“This is your daily, friendly reminder to use commas instead of periods during the dialogue of your story,” she said with a smile.
“Unless you are following the dialogue with an action and not a dialogue tag.” He took a deep breath and sat back down after making the clarifying statement.
“However,” she added, shifting in her seat, “it’s appropriate to use a comma if there’s action in the middle of a sentence.”
“True.” She glanced at the others. “You can also end with a period if you include an action between two separate statements.”
Things I didn’t know
“And–” she waved a pen as though to underline her statement–“if you’re interrupting a sentence with an action, you need to type two hyphens to make an en-dash.”
You guys have no idea how many students in my advanced fiction workshop didn’t know any of this when writing their stories.
Okay, but someone please explain question marks when followed by a dialogue tag. How do?
“The speech tag is still part of the previous sentence,” she explained, ‘so it isn’t capitalised.“
“What do you mean?” he asked. “But there’s a full stop as part of the question mark!”
She nodded gravely. “I know!” she said. “A lot of people find this confusing. But the speech tag belongs to the line of dialogue, it’s still part of the sentence, so it’s wrong to capitalise it.”

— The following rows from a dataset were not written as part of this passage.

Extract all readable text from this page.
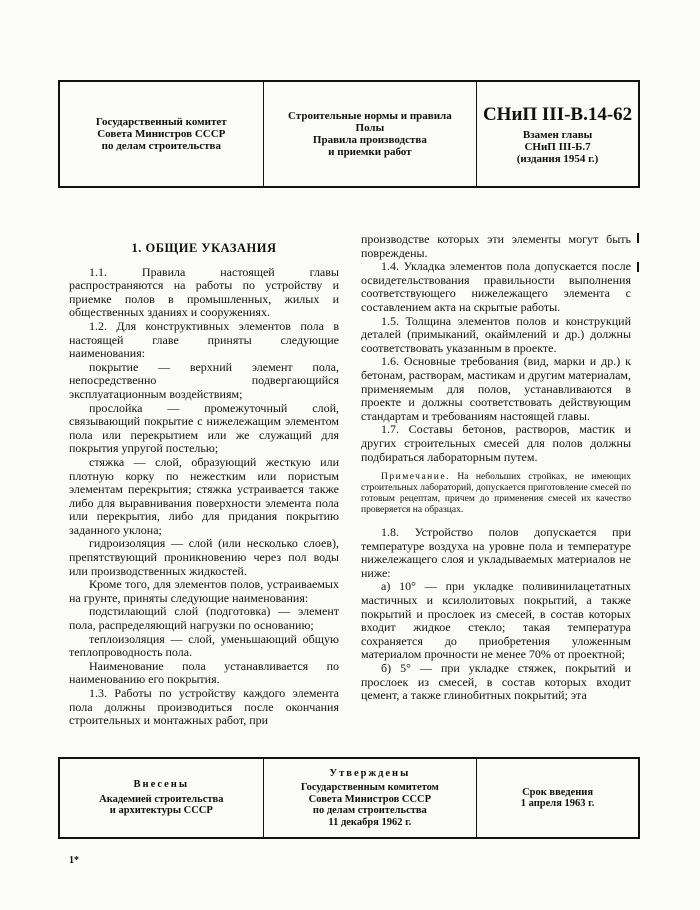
Государственный комитет
Совета Министров СССР
по делам строительства
Строительные нормы и правила
Полы
Правила производства
и приемки работ
СНиП III-В.14-62
Взамен главы
СНиП III-Б.7
(издания 1954 г.)

1. ОБЩИЕ УКАЗАНИЯ

1.1. Правила настоящей главы распространяются на работы по устройству и приемке полов в промышленных, жилых и общественных зданиях и сооружениях.

1.2. Для конструктивных элементов пола в настоящей главе приняты следующие наименования:

покрытие — верхний элемент пола, непосредственно подвергающийся эксплуатационным воздействиям;

прослойка — промежуточный слой, связывающий покрытие с нижележащим элементом пола или перекрытием или же служащий для покрытия упругой постелью;

стяжка — слой, образующий жесткую или плотную корку по нежестким или пористым элементам перекрытия; стяжка устраивается также либо для выравнивания поверхности элемента пола или перекрытия, либо для придания покрытию заданного уклона;

гидроизоляция — слой (или несколько слоев), препятствующий проникновению через пол воды или производственных жидкостей.

Кроме того, для элементов полов, устраиваемых на грунте, приняты следующие наименования:

подстилающий слой (подготовка) — элемент пола, распределяющий нагрузки по основанию;

теплоизоляция — слой, уменьшающий общую теплопроводность пола.

Наименование пола устанавливается по наименованию его покрытия.

1.3. Работы по устройству каждого элемента пола должны производиться после окончания строительных и монтажных работ, при

производстве которых эти элементы могут быть повреждены.

1.4. Укладка элементов пола допускается после освидетельствования правильности выполнения соответствующего нижележащего элемента с составлением акта на скрытые работы.

1.5. Толщина элементов полов и конструкций деталей (примыканий, окаймлений и др.) должны соответствовать указанным в проекте.

1.6. Основные требования (вид, марки и др.) к бетонам, растворам, мастикам и другим материалам, применяемым для полов, устанавливаются в проекте и должны соответствовать действующим стандартам и требованиям настоящей главы.

1.7. Составы бетонов, растворов, мастик и других строительных смесей для полов должны подбираться лабораторным путем.

Примечание. На небольших стройках, не имеющих строительных лабораторий, допускается приготовление смесей по готовым рецептам, причем до применения смесей их качество проверяется на образцах.

1.8. Устройство полов допускается при температуре воздуха на уровне пола и температуре нижележащего слоя и укладываемых материалов не ниже:

а) 10° — при укладке поливинилацетатных мастичных и ксилолитовых покрытий, а также покрытий и прослоек из смесей, в состав которых входит жидкое стекло; такая температура сохраняется до приобретения уложенным материалом прочности не менее 70% от проектной;

б) 5° — при укладке стяжек, покрытий и прослоек из смесей, в состав которых входит цемент, а также глинобитных покрытий; эта

Внесены
Академией строительства
и архитектуры СССР
Утверждены
Государственным комитетом
Совета Министров СССР
по делам строительства
11 декабря 1962 г.
Срок введения
1 апреля 1963 г.
1*
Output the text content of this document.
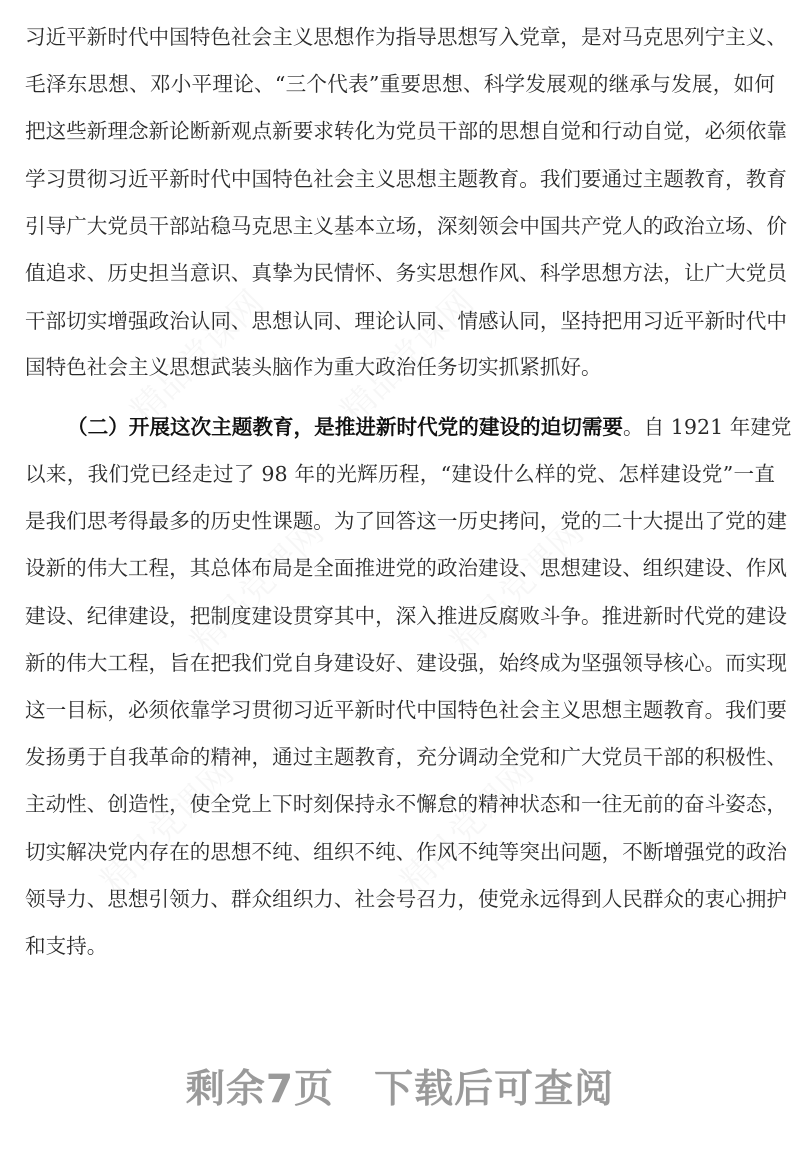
习近平新时代中国特色社会主义思想作为指导思想写入党章，是对马克思列宁主义、
毛泽东思想、邓小平理论、“三个代表”重要思想、科学发展观的继承与发展，如何
把这些新理念新论断新观点新要求转化为党员干部的思想自觉和行动自觉，必须依靠
学习贯彻习近平新时代中国特色社会主义思想主题教育。我们要通过主题教育，教育
引导广大党员干部站稳马克思主义基本立场，深刻领会中国共产党人的政治立场、价
值追求、历史担当意识、真挚为民情怀、务实思想作风、科学思想方法，让广大党员
干部切实增强政治认同、思想认同、理论认同、情感认同，坚持把用习近平新时代中
国特色社会主义思想武装头脑作为重大政治任务切实抓紧抓好。
（二）开展这次主题教育，是推进新时代党的建设的迫切需要。自 1921 年建党
以来，我们党已经走过了 98 年的光辉历程，“建设什么样的党、怎样建设党”一直
是我们思考得最多的历史性课题。为了回答这一历史拷问，党的二十大提出了党的建
设新的伟大工程，其总体布局是全面推进党的政治建设、思想建设、组织建设、作风
建设、纪律建设，把制度建设贯穿其中，深入推进反腐败斗争。推进新时代党的建设
新的伟大工程，旨在把我们党自身建设好、建设强，始终成为坚强领导核心。而实现
这一目标，必须依靠学习贯彻习近平新时代中国特色社会主义思想主题教育。我们要
发扬勇于自我革命的精神，通过主题教育，充分调动全党和广大党员干部的积极性、
主动性、创造性，使全党上下时刻保持永不懈怠的精神状态和一往无前的奋斗姿态，
切实解决党内存在的思想不纯、组织不纯、作风不纯等突出问题，不断增强党的政治
领导力、思想引领力、群众组织力、社会号召力，使党永远得到人民群众的衷心拥护
和支持。
剩余7页 下载后可查阅
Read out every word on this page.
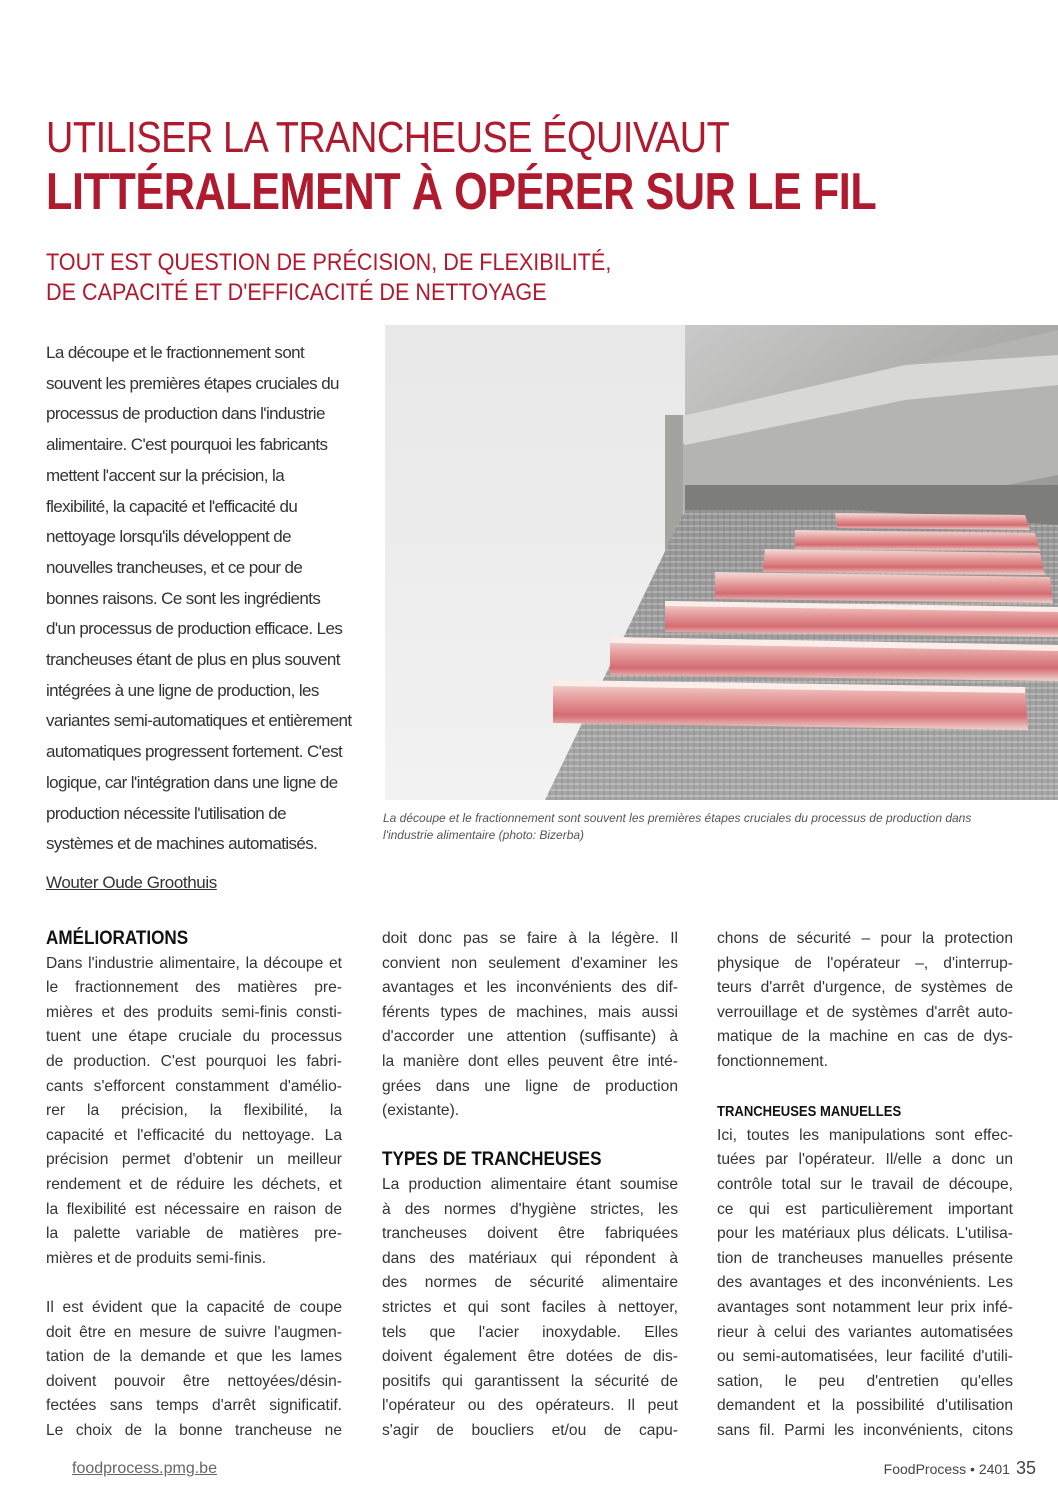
UTILISER LA TRANCHEUSE ÉQUIVAUT
LITTÉRALEMENT À OPÉRER SUR LE FIL
TOUT EST QUESTION DE PRÉCISION, DE FLEXIBILITÉ,
DE CAPACITÉ ET D'EFFICACITÉ DE NETTOYAGE
La découpe et le fractionnement sont
souvent les premières étapes cruciales du
processus de production dans l'industrie
alimentaire. C'est pourquoi les fabricants
mettent l'accent sur la précision, la
flexibilité, la capacité et l'efficacité du
nettoyage lorsqu'ils développent de
nouvelles trancheuses, et ce pour de
bonnes raisons. Ce sont les ingrédients
d'un processus de production efficace. Les
trancheuses étant de plus en plus souvent
intégrées à une ligne de production, les
variantes semi-automatiques et entièrement
automatiques progressent fortement. C'est
logique, car l'intégration dans une ligne de
production nécessite l'utilisation de
systèmes et de machines automatisés.
Wouter Oude Groothuis
La découpe et le fractionnement sont souvent les premières étapes cruciales du processus de production dans l'industrie alimentaire (photo: Bizerba)
AMÉLIORATIONS
Dans l'industrie alimentaire, la découpe et
le fractionnement des matières pre-
mières et des produits semi-finis consti-
tuent une étape cruciale du processus
de production. C'est pourquoi les fabri-
cants s'efforcent constamment d'amélio-
rer la précision, la flexibilité, la
capacité et l'efficacité du nettoyage. La
précision permet d'obtenir un meilleur
rendement et de réduire les déchets, et
la flexibilité est nécessaire en raison de
la palette variable de matières pre-
mières et de produits semi-finis.
Il est évident que la capacité de coupe
doit être en mesure de suivre l'augmen-
tation de la demande et que les lames
doivent pouvoir être nettoyées/désin-
fectées sans temps d'arrêt significatif.
Le choix de la bonne trancheuse ne
doit donc pas se faire à la légère. Il
convient non seulement d'examiner les
avantages et les inconvénients des dif-
férents types de machines, mais aussi
d'accorder une attention (suffisante) à
la manière dont elles peuvent être inté-
grées dans une ligne de production
(existante).
TYPES DE TRANCHEUSES
La production alimentaire étant soumise
à des normes d'hygiène strictes, les
trancheuses doivent être fabriquées
dans des matériaux qui répondent à
des normes de sécurité alimentaire
strictes et qui sont faciles à nettoyer,
tels que l'acier inoxydable. Elles
doivent également être dotées de dis-
positifs qui garantissent la sécurité de
l'opérateur ou des opérateurs. Il peut
s'agir de boucliers et/ou de capu-
chons de sécurité – pour la protection
physique de l'opérateur –, d'interrup-
teurs d'arrêt d'urgence, de systèmes de
verrouillage et de systèmes d'arrêt auto-
matique de la machine en cas de dys-
fonctionnement.
TRANCHEUSES MANUELLES
Ici, toutes les manipulations sont effec-
tuées par l'opérateur. Il/elle a donc un
contrôle total sur le travail de découpe,
ce qui est particulièrement important
pour les matériaux plus délicats. L'utilisa-
tion de trancheuses manuelles présente
des avantages et des inconvénients. Les
avantages sont notamment leur prix infé-
rieur à celui des variantes automatisées
ou semi-automatisées, leur facilité d'utili-
sation, le peu d'entretien qu'elles
demandent et la possibilité d'utilisation
sans fil. Parmi les inconvénients, citons
foodprocess.pmg.be	FoodProcess • 2401 35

She reblogged the post again, because she had recently read far too many potentially enjoyable stories marred by poor dialogue punctuation.
I’ve only seen this post in screenshots till now..
NOICE. Can’t wait to use this
“There are two more ways"—she pointed to the blackboard—“to punctuate interruptions. One is with the em dashes outside the quotations marks to indicate continuous speech. The action occurs at the same time as speech. The other—” she sipped from a glass of water “—is em dashes within the quotation marks to indicate interrupted speech.”
“Neato,” she said, impressed by the easy-to-follow formatting.
“It can also get confusing to track when to capitalize dialogue tags,” Anne said, “because proper nouns like names are always capitalized, which muddies it up a bit.” “I see.” He stroked his chin. “And when an action breaks up a sentence and you aren’t using a dialogue tag, it is its own sentence, so the first word of it gets capitalized.”
Anne nodded. “Yes, but when the speech is followed by a dialogue tag that doesn’t start with a proper noun,” she continued, “you don’t capitalize it, like I mentioned before.” “Even if it’s an exclamation point or question mark, right?” he asked. “Exactly!” Anne replied.